At this time of year, one of the big advantages of married life — if you’re a guy — is that your wife can do all the Christmas shopping.
This is enormously helpful for those of us who are too dimwitted to buy presents unless they involve pro sports, alcoholic beverages or technological devices beginning with an “i.”
My aversion to holiday shopping has become so intense that I sleep through Black Friday, Holy Saturday, Cyber Monday, and Black and Blue Tuesday. I don’t like crowds, I don’t like lines and I don’t want to push my way through mobs and wrestle some 247-pound teenager over a Samsung flat-screen TV.
I’ve reached the age when I hate malls and I hate breathing toxic recycled air that smells like cheap perfume and cinnamon buns or nachos smothered in chemically processed cheese. Even worse, I hate buying gifts for people who don’t appreciate them (especially if they’re my daughters), so I’m grateful to have a wife who does all that and can find bargains, too.
Unfortunately, wives are overburdened with yuletide responsibilities. To compound the indignity, they often get gifts they have no desire to keep, such as Black & Decker power tools or clothes designed for 19-year-olds pursuing careers in pole dancing.
Sad as it seems, I’ve resorted to giving gift cards to my wife even though I hate the idea of gift cards. It’s a lazy way of saying, “Merry Christmas, I love you, and I spent a lot of time thinking about how much I want to show my affection by deliberating over what to get you, until I finally decided you mean so much to me that I had to give you this tasteful Amazon gift card. Did you like the talking dogs?”
I grew up in a family where everyone got “practical” gifts, which meant at least 60% of my presents consisted of underwear, pajamas and rubbers (as in galoshes), while 15% consisted of U.S. savings bonds, which my mother had the foresight to buy and now they’re making more than the average common stock, CD or Powerball ticket.
In the olden days, I loved Christmas shopping. On the Friday after Thanksgiving, Bradlees had a major toy sale, and I’d fill up two shopping carts for my four daughters, who spent Christmas morning arguing over who got the most. These annual brouhahas forced me to bring out the sales slips and my calculator to prove that the goods had been evenly divided.
My kids taught me a painful lesson. Christmas isn’t about giving — it’s about complaining.
My daughters were never satisfied with what they got, especially when I bought gifts like Orvis fly-fishing rods for us to share. Sadly, a gift that was special to me meant nothing to them. I don’t want to bore you with one of my “when I was a boy” stories, but when I was a boy, things were different. People bought you gifts, and if you didn’t like them, you pretended to like them … until you learned to like them.
Why? Because someone — your mother, your father, your uncle, your great-aunt Sophie or your Nonna — put serious thought and money into that gift, and you were expected to be grateful even if it was only a tie clip with a map of Trinidad and Tobago on it.

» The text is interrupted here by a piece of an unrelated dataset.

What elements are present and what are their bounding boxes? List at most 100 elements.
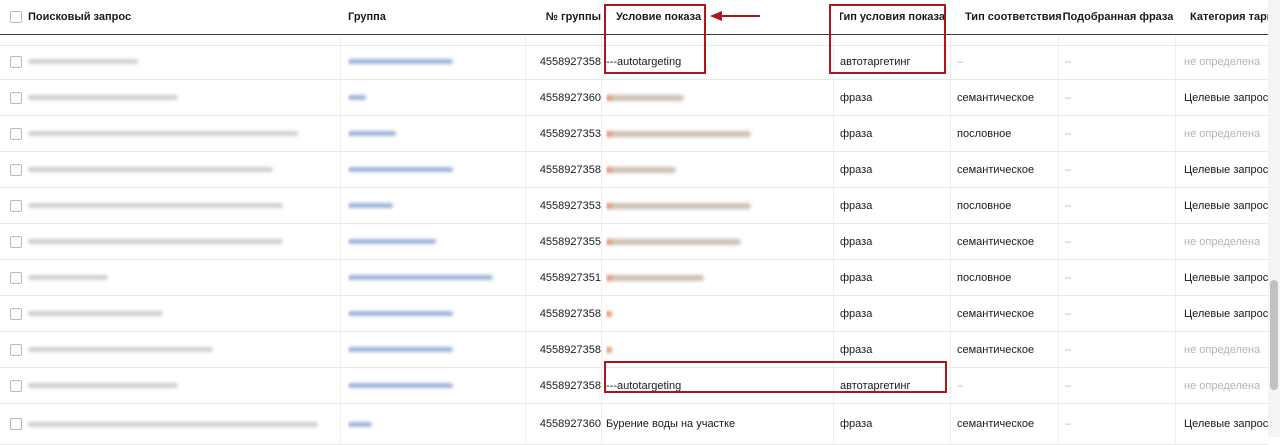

That was the true spirit of Christmas. It was a time for giving and getting and disappointment. But if you were lucky and Santa smiled on you, one of the gifts under the tree turned out to be a true joy — a Rawlings baseball mitt, a Schwinn Stringray or a Malibu Barbie.
Looking back, I wish I got more of those savings bonds. It would have made life a lot easier. At this stage, I’m reverting to my childhood. All I want for Christmas are practical gifts — some Dr. Scholl’s foot pads, Gillette razor blades, loose-fitting underwear, and oh, an iPad Air 2 with 64 GB storage capacity.